Настенька молчала, сглатывая слёзы, чтобы не дать старухе лишний повод ругаться. Только тряпку в руках крепче сжимала.
В этот момент дверь скрипнула, и в дом вошёл Прохор, старик. Он строго взглянул на жену и покачал головой:
– Дарья, остановись ты. Девчонка и так замучена, хватит её травить-то.
– Ах, замучена она! – взвизгнула старуха. – Вот пускай поработает, как мы всю жизнь горбатились, тогда и скажешь – замучена или нет!
– Настенька у нас труженица, она и так день-деньской на ногах, – ответил старик твёрдо. – Ты сердце-то имей.
– Ты бы уж молчал лучше, – огрызнулась Дарья. – Сам привёл, сам и нянчись, коли люба тебе так! Только я гляжу – сам-то не спешишь ей хлеб в рот класть, всё на меня перекинул!
Настя осторожно вышла из избы, прикрыв за собой дверь. На дворе снег тихо падал с небес, укрывая всё вокруг белым покрывалом. Она вдохнула холодный воздух, чувствуя, как мороз жалит щёки. Вдали, из лесу доносились странные звуки – потрескивание веток, тихий шелест деревьев и будто чей-то отдалённый, глубокий вздох.
Настя прислушалась и вздрогнула, сжимая на груди крестик, подаренный покойной матерью:
– Господи, сохрани и защити...
Но лес неумолимо шептал своё, словно звал её, тянул к себе, обещая что-то неизведанное, и отчего-то становилось холодно и страшно, так страшно, как никогда раньше.

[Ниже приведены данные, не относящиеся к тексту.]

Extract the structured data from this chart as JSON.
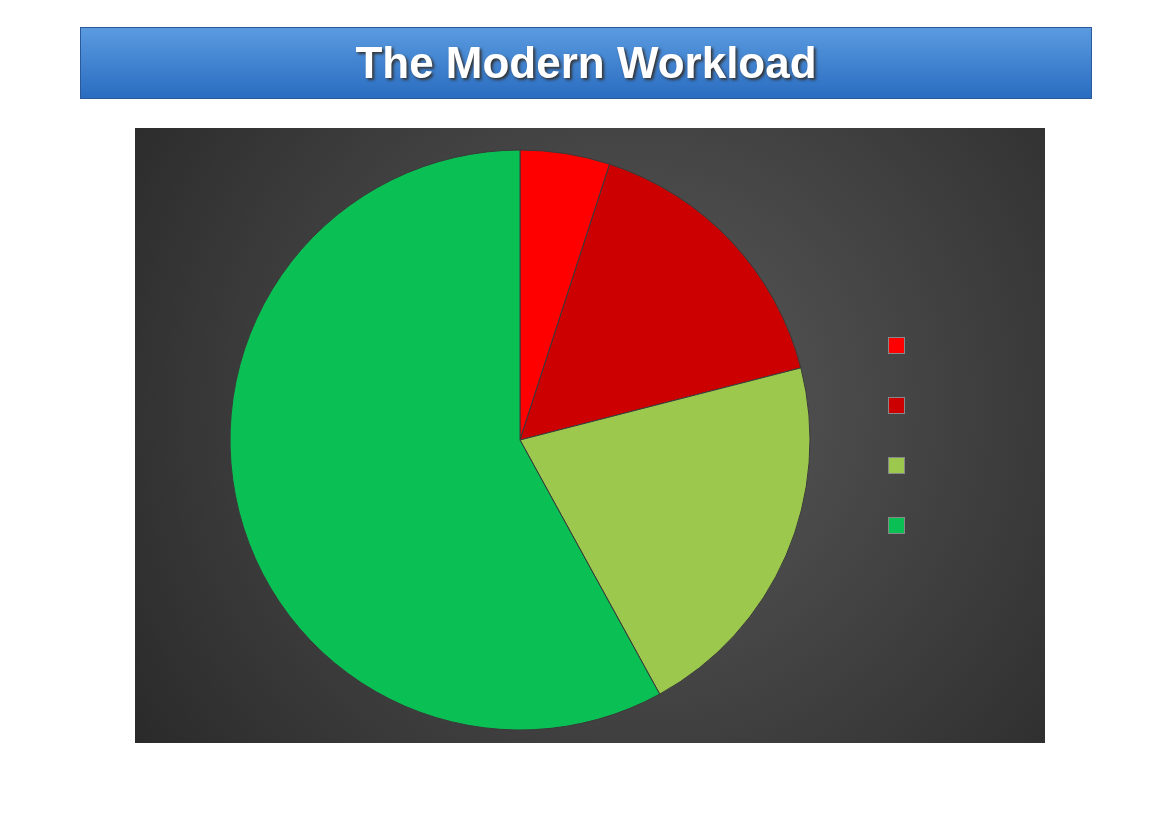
{
  "chart_data": {
    "type": "pie",
    "title": "The Modern Workload",
    "categories": [
      null,
      null,
      null,
      null
    ],
    "values": [
      5,
      16,
      21,
      58
    ],
    "colors": [
      "#ff0000",
      "#cc0000",
      "#9cc84e",
      "#0abf53"
    ]
  }
}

***************************
Весна пришла с промозглой сыростью, не тёплая и ласковая, как в песнях, а худая, дождевая, с тонким ветром, который будто иголкой по спине. Вся деревня заозёрная потонула в хлюпанье, крыши текли, куриные лапы оставляли следы в грязи, под окнами подтаял снег, обнажив гнилые ветки, кости что собаки не доглодали, птичьи перья и быльё прошлогоднее. В воздухе стоял запах сырой земли, гнилой соломы и холодной золы.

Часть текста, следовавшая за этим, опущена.